In the interest of truth in reporting I revised the title yet again-I had to go to Lowes today in order to get some nails, a couple of 2x4s, and some screws.  It's basically done at this point-I just need to fill it with wood and do some tweaking here and there.  My father-in-law gave me some ice shield to use as roofing material, so I need to get that on too.  All in all, not bad for $50:


----------



## wood spliter (Oct 4, 2010)

It looks great!


----------



## firefighterjake (Oct 4, 2010)

Cheap is good . . . but I do have a question . . . are you leaving the "trap door" in the floor of the shed for a reason or are you going to leave it there as a burglar deterrent (i.e. thief sneaks into your woodshed late at night to pilfer some pine, doesn't know about the hole in the floor and voila -- you end up with a thief with a badly sprained ankle?  )


----------



## Badfish740 (Oct 4, 2010)

firefighterjake said:
			
		

> Cheap is good . . . but I do have a question . . . are you leaving the "trap door" in the floor of the shed for a reason or are you going to leave it there as a burglar deterrent (i.e. thief sneaks into your woodshed late at night to pilfer some pine, doesn't know about the hole in the floor and voila -- you end up with a thief with a badly sprained ankle?  )

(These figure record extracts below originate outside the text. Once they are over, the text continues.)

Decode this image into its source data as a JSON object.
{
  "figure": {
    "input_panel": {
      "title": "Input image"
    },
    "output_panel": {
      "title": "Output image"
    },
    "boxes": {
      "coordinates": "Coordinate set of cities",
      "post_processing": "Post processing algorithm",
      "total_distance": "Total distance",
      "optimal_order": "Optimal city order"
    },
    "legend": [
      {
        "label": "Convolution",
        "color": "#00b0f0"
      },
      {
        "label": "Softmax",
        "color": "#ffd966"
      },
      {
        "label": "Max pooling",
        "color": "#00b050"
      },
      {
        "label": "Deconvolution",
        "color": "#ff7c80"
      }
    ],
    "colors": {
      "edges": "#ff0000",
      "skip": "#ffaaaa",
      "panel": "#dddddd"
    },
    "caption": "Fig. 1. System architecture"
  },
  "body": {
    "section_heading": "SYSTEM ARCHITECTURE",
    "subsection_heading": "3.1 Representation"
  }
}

Hehe...that was just me getting desperate.  It's harder than you think to find a number of pallets of uniform size when you're scrounging for them.  I ended up using that one because it was the right length/width despite the damage.  Luckily I have no shortage of other pallets to cannibalize from.  I'm going to start filling it up this week-roofing material will go on over the weekend.  Maybe at some point during the winter if I get bored and have a few extra $$$ laying around I'll pick up some of that OSB that's faced on one side with a T-111 pattern-it even comes primed.  The shed doesn't look half bad now, but the siding might even make it look I bought it   Thanks for all of the comments-here's to a stress free year of going outside and grabbing a nice dry split-no wrestling with snow covered plastic required


----------



## firefighterjake (Oct 4, 2010)

Badfish740 said:
			
		

> firefighterjake said:
> 
> 
> 
> ...



Kinda figured you would get that fixed before you stepped in it yourself . . . and yeah . . . nothing beats a good woodshed (well maybe a good, cheap woodshed) . . . I can't tell you how much joy it brings me to see a fully-loaded woodshed and knowing that I will be able to pull out dry wood in middle of a raging snow storm or late Fall rain and not have to deal with blue tarps or get snow covered or soaking wet in the process.


----------



## blowell (Oct 7, 2010)

I like it - nice size.


----------